Overall, the campaign was successful in generating retweets and mentions on Twitter well above the averages for the account at that time and the blog post was one of the TOP 10 posts for UWATX in 2013. While it did not generate many likes on Facebook, the number of shares was well above the typical rate for the account, suggesting that infographics are more shareable than they are likeable.

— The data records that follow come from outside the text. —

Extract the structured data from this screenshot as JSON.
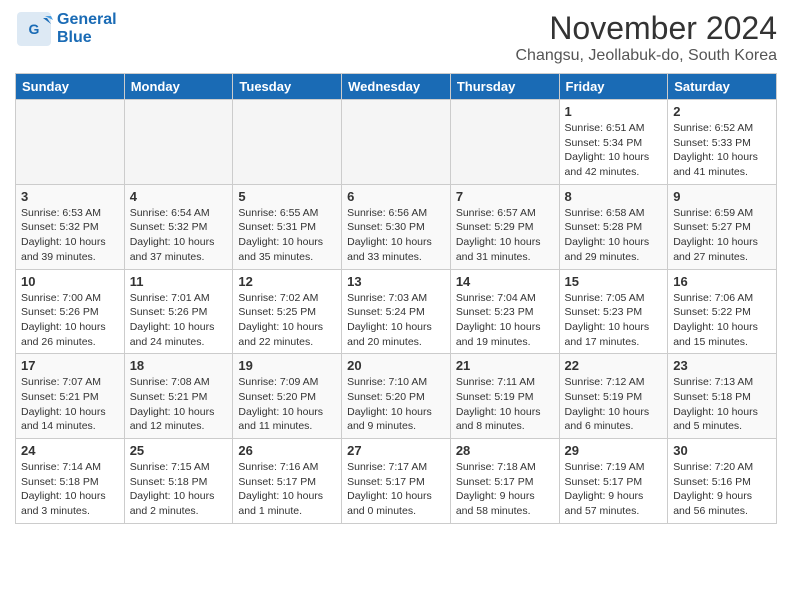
{
  "header": {
    "logo_line1": "General",
    "logo_line2": "Blue",
    "month": "November 2024",
    "location": "Changsu, Jeollabuk-do, South Korea"
  },
  "weekdays": [
    "Sunday",
    "Monday",
    "Tuesday",
    "Wednesday",
    "Thursday",
    "Friday",
    "Saturday"
  ],
  "weeks": [
    [
      {
        "day": "",
        "empty": true
      },
      {
        "day": "",
        "empty": true
      },
      {
        "day": "",
        "empty": true
      },
      {
        "day": "",
        "empty": true
      },
      {
        "day": "",
        "empty": true
      },
      {
        "day": "1",
        "sunrise": "6:51 AM",
        "sunset": "5:34 PM",
        "daylight": "10 hours and 42 minutes."
      },
      {
        "day": "2",
        "sunrise": "6:52 AM",
        "sunset": "5:33 PM",
        "daylight": "10 hours and 41 minutes."
      }
    ],
    [
      {
        "day": "3",
        "sunrise": "6:53 AM",
        "sunset": "5:32 PM",
        "daylight": "10 hours and 39 minutes."
      },
      {
        "day": "4",
        "sunrise": "6:54 AM",
        "sunset": "5:32 PM",
        "daylight": "10 hours and 37 minutes."
      },
      {
        "day": "5",
        "sunrise": "6:55 AM",
        "sunset": "5:31 PM",
        "daylight": "10 hours and 35 minutes."
      },
      {
        "day": "6",
        "sunrise": "6:56 AM",
        "sunset": "5:30 PM",
        "daylight": "10 hours and 33 minutes."
      },
      {
        "day": "7",
        "sunrise": "6:57 AM",
        "sunset": "5:29 PM",
        "daylight": "10 hours and 31 minutes."
      },
      {
        "day": "8",
        "sunrise": "6:58 AM",
        "sunset": "5:28 PM",
        "daylight": "10 hours and 29 minutes."
      },
      {
        "day": "9",
        "sunrise": "6:59 AM",
        "sunset": "5:27 PM",
        "daylight": "10 hours and 27 minutes."
      }
    ],
    [
      {
        "day": "10",
        "sunrise": "7:00 AM",
        "sunset": "5:26 PM",
        "daylight": "10 hours and 26 minutes."
      },
      {
        "day": "11",
        "sunrise": "7:01 AM",
        "sunset": "5:26 PM",
        "daylight": "10 hours and 24 minutes."
      },
      {
        "day": "12",
        "sunrise": "7:02 AM",
        "sunset": "5:25 PM",
        "daylight": "10 hours and 22 minutes."
      },
      {
        "day": "13",
        "sunrise": "7:03 AM",
        "sunset": "5:24 PM",
        "daylight": "10 hours and 20 minutes."
      },
      {
        "day": "14",
        "sunrise": "7:04 AM",
        "sunset": "5:23 PM",
        "daylight": "10 hours and 19 minutes."
      },
      {
        "day": "15",
        "sunrise": "7:05 AM",
        "sunset": "5:23 PM",
        "daylight": "10 hours and 17 minutes."
      },
      {
        "day": "16",
        "sunrise": "7:06 AM",
        "sunset": "5:22 PM",
        "daylight": "10 hours and 15 minutes."
      }
    ],
    [
      {
        "day": "17",
        "sunrise": "7:07 AM",
        "sunset": "5:21 PM",
        "daylight": "10 hours and 14 minutes."
      },
      {
        "day": "18",
        "sunrise": "7:08 AM",
        "sunset": "5:21 PM",
        "daylight": "10 hours and 12 minutes."
      },
      {
        "day": "19",
        "sunrise": "7:09 AM",
        "sunset": "5:20 PM",
        "daylight": "10 hours and 11 minutes."
      },
      {
        "day": "20",
        "sunrise": "7:10 AM",
        "sunset": "5:20 PM",
        "daylight": "10 hours and 9 minutes."
      },
      {
        "day": "21",
        "sunrise": "7:11 AM",
        "sunset": "5:19 PM",
        "daylight": "10 hours and 8 minutes."
      },
      {
        "day": "22",
        "sunrise": "7:12 AM",
        "sunset": "5:19 PM",
        "daylight": "10 hours and 6 minutes."
      },
      {
        "day": "23",
        "sunrise": "7:13 AM",
        "sunset": "5:18 PM",
        "daylight": "10 hours and 5 minutes."
      }
    ],
    [
      {
        "day": "24",
        "sunrise": "7:14 AM",
        "sunset": "5:18 PM",
        "daylight": "10 hours and 3 minutes."
      },
      {
        "day": "25",
        "sunrise": "7:15 AM",
        "sunset": "5:18 PM",
        "daylight": "10 hours and 2 minutes."
      },
      {
        "day": "26",
        "sunrise": "7:16 AM",
        "sunset": "5:17 PM",
        "daylight": "10 hours and 1 minute."
      },
      {
        "day": "27",
        "sunrise": "7:17 AM",
        "sunset": "5:17 PM",
        "daylight": "10 hours and 0 minutes."
      },
      {
        "day": "28",
        "sunrise": "7:18 AM",
        "sunset": "5:17 PM",
        "daylight": "9 hours and 58 minutes."
      },
      {
        "day": "29",
        "sunrise": "7:19 AM",
        "sunset": "5:17 PM",
        "daylight": "9 hours and 57 minutes."
      },
      {
        "day": "30",
        "sunrise": "7:20 AM",
        "sunset": "5:16 PM",
        "daylight": "9 hours and 56 minutes."
      }
    ]
  ]
}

Unexpectedly, the post also generated interest from the local newspaper nonprofit columnist.

Lessons Learned:

The campaign succeeded in engaging in the existing conversation at the time, but because the blog post is primarily a large image, it presents a missed opportunity for search optimization. If I were to do this over, I would split up the one large graphic into several smaller ones (per Rand Fishkin’s recommendation) and have more text on the page, where keywords could be used.

There’s also a missed opportunity here for engaging influencers. At the time, the effort focused on hashtags as a way to extend the lifetime of a tweet, but later experiments have shown that tagging individuals is more effective in gaining reach. Additionally, because the post is foundational, useful and unique content, there is also an opportunity for link building here by reaching out to influencers who may be interested in this content.